There are a “number of areas where we recommended that the commission staff dig in a little harder and push as hard as they can on the disclosure to try to help retail investors, who are not necessarily as knowledgeable as insiders …, understand the securities they are purchasing and the steps that are going to need to occur for value appreciation in the securities as well as sort of the cost mechanics of these deals,” he said.

SEC Chair Gary Gensler, who put SPAC on the commission’s rulemaking agenda, said he agrees with the panel that the commission can do more to strengthen SPAC disclosures, especially around dilution. He said one recent study found that SPAC sponsors generate significant dilution and costs for investors.

“I’ve asked staff to look closely at each stage of the SPAC process to ensure that all investors are being protected,” Gensler said at the IAC meeting. “This includes developing rulemaking recommendations to elicit enhanced disclosures and conducting economic analysis to better understand how investors are advantaged or disadvantaged by SPAC transactions.”

The SPAC boom has been occurring amid the global COVID-19 pandemic, which has depressed economic growth, especially at the onset.

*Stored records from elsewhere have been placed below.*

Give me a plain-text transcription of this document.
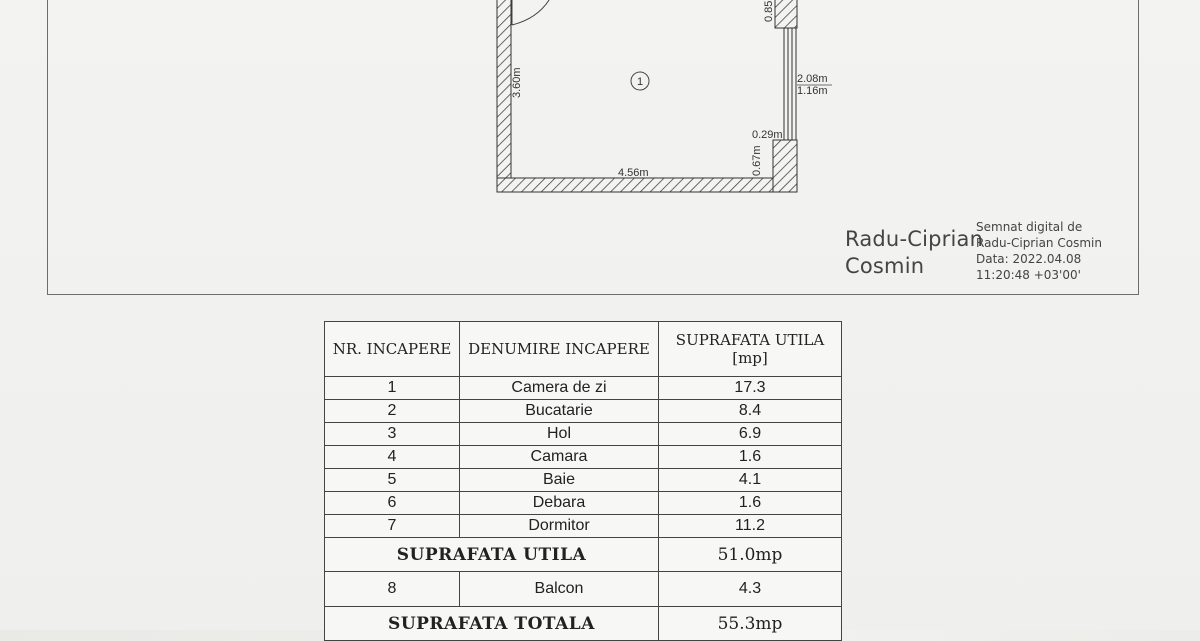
1
3.60m
4.56m
0.85
2.08m
1.16m
0.29m
0.67m
Radu-Ciprian
Cosmin
Semnat digital de
Radu-Ciprian Cosmin
Data: 2022.04.08
11:20:48 +03'00'
NR. INCAPERE	DENUMIRE INCAPERE	SUPRAFATA UTILA
[mp]

1	Camera de zi	17.3
2	Bucatarie	8.4
3	Hol	6.9
4	Camara	1.6
5	Baie	4.1
6	Debara	1.6
7	Dormitor	11.2
SUPRAFATA UTILA		51.0mp
8	Balcon	4.3
SUPRAFATA TOTALA		55.3mp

Of the 389 IPOs that raised $125 billion in the first three months of 2021, 298 were SPAC IPOs, raising $87 billion, the IAC noted.

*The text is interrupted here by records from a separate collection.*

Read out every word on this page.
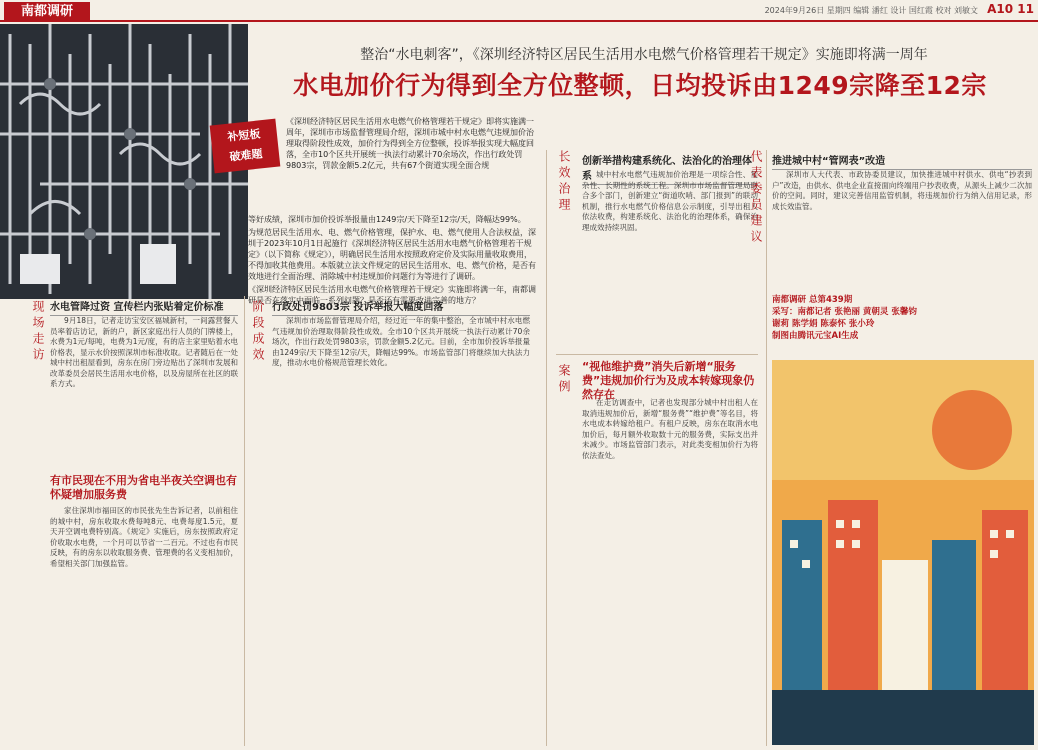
南都调研	2024年9月26日 星期四 编辑 潘红 设计 国红霞 校对 刘敏文 A10 11
整治“水电刺客”，《深圳经济特区居民生活用水电燃气价格管理若干规定》实施即将满一周年
水电加价行为得到全方位整顿，日均投诉由1249宗降至12宗
补短板
破难题

《深圳经济特区居民生活用水电燃气价格管理若干规定》即将实施满一周年，深圳市市场监督管理局介绍，深圳市城中村水电燃气违规加价治理取得阶段性成效，加价行为得到全方位整顿，投诉举报实现大幅度回落，全市10个区共开展统一执法行动累计70余场次，作出行政处罚9803宗，罚款金额5.2亿元，共有67个街道实现全面合规

等好成绩，深圳市加价投诉举报量由1249宗/天下降至12宗/天，降幅达99%。

为规范居民生活用水、电、燃气价格管理，保护水、电、燃气使用人合法权益，深圳于2023年10月1日起施行《深圳经济特区居民生活用水电燃气价格管理若干规定》（以下简称《规定》），明确居民生活用水按照政府定价及实际用量收取费用，不得加收其他费用。本版就立法文件规定的居民生活用水、电、燃气价格，是否有效地进行全面治理、消除城中村违规加价问题行为等进行了调研。

《深圳经济特区居民生活用水电燃气价格管理若干规定》实施即将满一年，南都调研是否在落实中面临一系列问题？是否还有需要改进完善的地方？

现场走访 水电管降过资 宣传栏内张贴着定价标准

9月18日，记者走访宝安区福城新村，一间露营餐人员率着店访记，新的户，新区家庭出行人员的门牌楼上，水费为1元/每吨，电费为1元/度，有的店主家里贴着水电价格表，显示水价按照深圳市标准收取。记者随后在一处城中村出租屋看到，房东在房门旁边贴出了深圳市发展和改革委员会居民生活用水电价格，以及房屋所在社区的联系方式。

有市民现在不用为省电半夜关空调也有怀疑增加服务费

家住深圳市福田区的市民张先生告诉记者，以前租住的城中村，房东收取水费每吨8元、电费每度1.5元，夏天开空调电费特别高。《规定》实施后，房东按照政府定价收取水电费，一个月可以节省一二百元。不过也有市民反映，有的房东以收取服务费、管理费的名义变相加价，希望相关部门加强监管。

阶段成效 行政处罚9803宗 投诉举报大幅度回落

深圳市市场监督管理局介绍，经过近一年的集中整治，全市城中村水电燃气违规加价治理取得阶段性成效。全市10个区共开展统一执法行动累计70余场次，作出行政处罚9803宗，罚款金额5.2亿元。目前，全市加价投诉举报量由1249宗/天下降至12宗/天，降幅达99%。市场监管部门将继续加大执法力度，推动水电价格规范管理长效化。

长效治理 创新举措构建系统化、法治化的治理体系 城中村水电燃气违规加价治理是一项综合性、复杂性、长期性的系统工程。深圳市市场监督管理局联合多个部门，创新建立“街道吹哨、部门报到”的联动机制，推行水电燃气价格信息公示制度，引导出租人依法收费，构建系统化、法治化的治理体系，确保治理成效持续巩固。

案例 “视他维护费”消失后新增“服务费”违规加价行为及成本转嫁现象仍然存在

在走访调查中，记者也发现部分城中村出租人在取消违规加价后，新增“服务费”“维护费”等名目，将水电成本转嫁给租户。有租户反映，房东在取消水电加价后，每月额外收取数十元的服务费，实际支出并未减少。市场监管部门表示，对此类变相加价行为将依法查处。

代表委员建议 推进城中村“管网表”改造

深圳市人大代表、市政协委员建议，加快推进城中村供水、供电“抄表到户”改造，由供水、供电企业直接面向终端用户抄表收费，从源头上减少二次加价的空间。同时，建议完善信用监管机制，将违规加价行为纳入信用记录，形成长效监管。

南都调研 总第439期
采写：南都记者 张艳丽 黄朝灵 张馨钧
谢莉 陈学娟 陈泰怀 张小玲
制图由腾讯元宝AI生成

“This rate of SPAC growth not only set a new record: this first quarter activity exceeded all the funds raised for the entire 2020,” according to a discussion paper drafted by a subcommittee of the IAC. “Although the second quarter of 2021 saw a slow down with 61 SPACs having raised funds, this rate was still over four times the average quarterly rate for the 2018-2019 period.”

Mirabile said that a lot of SPACs are not yet De-SPACed, and it may be appropriate for the panel to revisit the issue in the future.